For the first time since 1924 a filly won the Preakness Stakes yesterday. Three year old Rachel Alexandra defeated Kentucky Derby winner Mine That Bird.
The 134th Preakness Stakes at Pimlico in Baltimore also saw a big drop in attendance. This year Pimlico started a ban on fans bringing their own beer and other beverages into the field.
Sparse crowd sees ‘Rachel’ become first filly to win in 85 years
By Ken Murray
Rachel Alexandra stumbled at the start and struggled down the stretch, but the heralded filly was still good enough to beat surging Mine That Bird to the wire in the 134th Preakness Stakes on Saturday at Pimlico Race Course.
The stirring, one-length victory proved to be vindication for all concerned – for owner Jess Jackson, who opted to send the 3-year-old filly against the boys; for Calvin Borel, who became the first jockey to abandon a Kentucky Derby winner for another Preakness horse; and for Mine That Bird, the smallish gelding with the giant finishing kick.
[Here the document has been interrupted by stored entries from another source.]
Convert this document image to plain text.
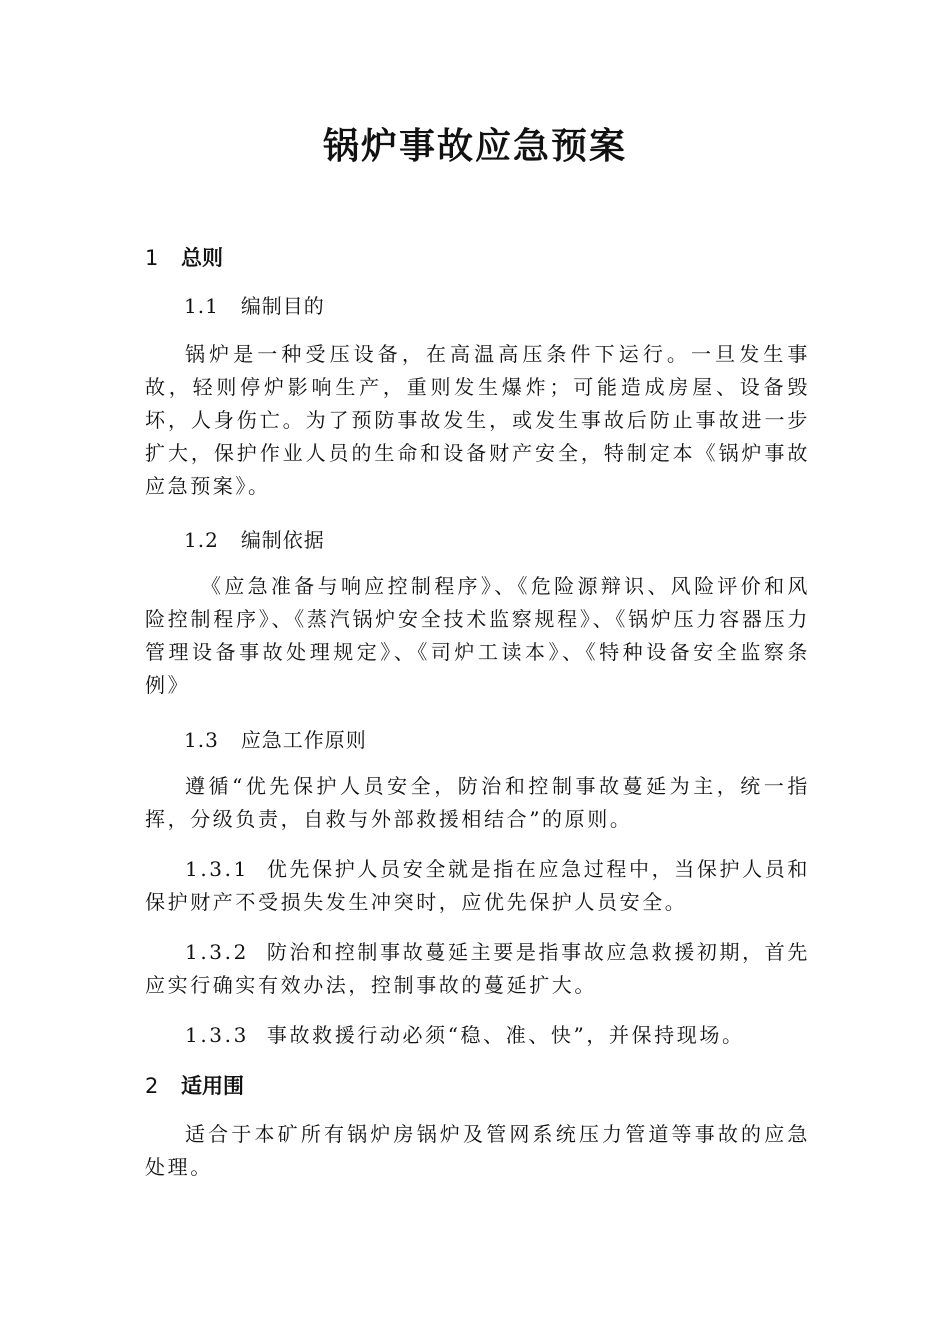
锅炉事故应急预案
1 总则
1.1 编制目的
锅炉是一种受压设备，在高温高压条件下运行。一旦发生事故，轻则停炉影响生产，重则发生爆炸；可能造成房屋、设备毁坏，人身伤亡。为了预防事故发生，或发生事故后防止事故进一步扩大，保护作业人员的生命和设备财产安全，特制定本《锅炉事故应急预案》。
1.2 编制依据
《应急准备与响应控制程序》、《危险源辩识、风险评价和风险控制程序》、《蒸汽锅炉安全技术监察规程》、《锅炉压力容器压力管理设备事故处理规定》、《司炉工读本》、《特种设备安全监察条例》
1.3 应急工作原则
遵循“优先保护人员安全，防治和控制事故蔓延为主，统一指挥，分级负责，自救与外部救援相结合”的原则。
1.3.1 优先保护人员安全就是指在应急过程中，当保护人员和保护财产不受损失发生冲突时，应优先保护人员安全。
1.3.2 防治和控制事故蔓延主要是指事故应急救援初期，首先应实行确实有效办法，控制事故的蔓延扩大。
1.3.3 事故救援行动必须“稳、准、快”，并保持现场。
2 适用围
适合于本矿所有锅炉房锅炉及管网系统压力管道等事故的应急处理。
It was a historic race, the first Preakness victory by a filly since 1924 when Nellie Morse won, and the first time since 1906 that a filly (Whimsical) won here as a favorite. On top of that, Borel was the first rider to win the Derby and Preakness on different horses.
Unfortunately, an announced crowd of only 77,850, watched at Pimlico, a drop-off of nearly 35,000 fans from a year ago. The overall handle of $86,684,470 was the fifth highest ever for the Preakness – the second jewel of horse racing’s Triple Crown.
Yesterday’s Washington Post has an article about the Preakness Stakes facing an uncertain future in Baltimore. Back in March Magna Entertainment Corp., the conglomerate that owns the Preakness filed for bankruptcy.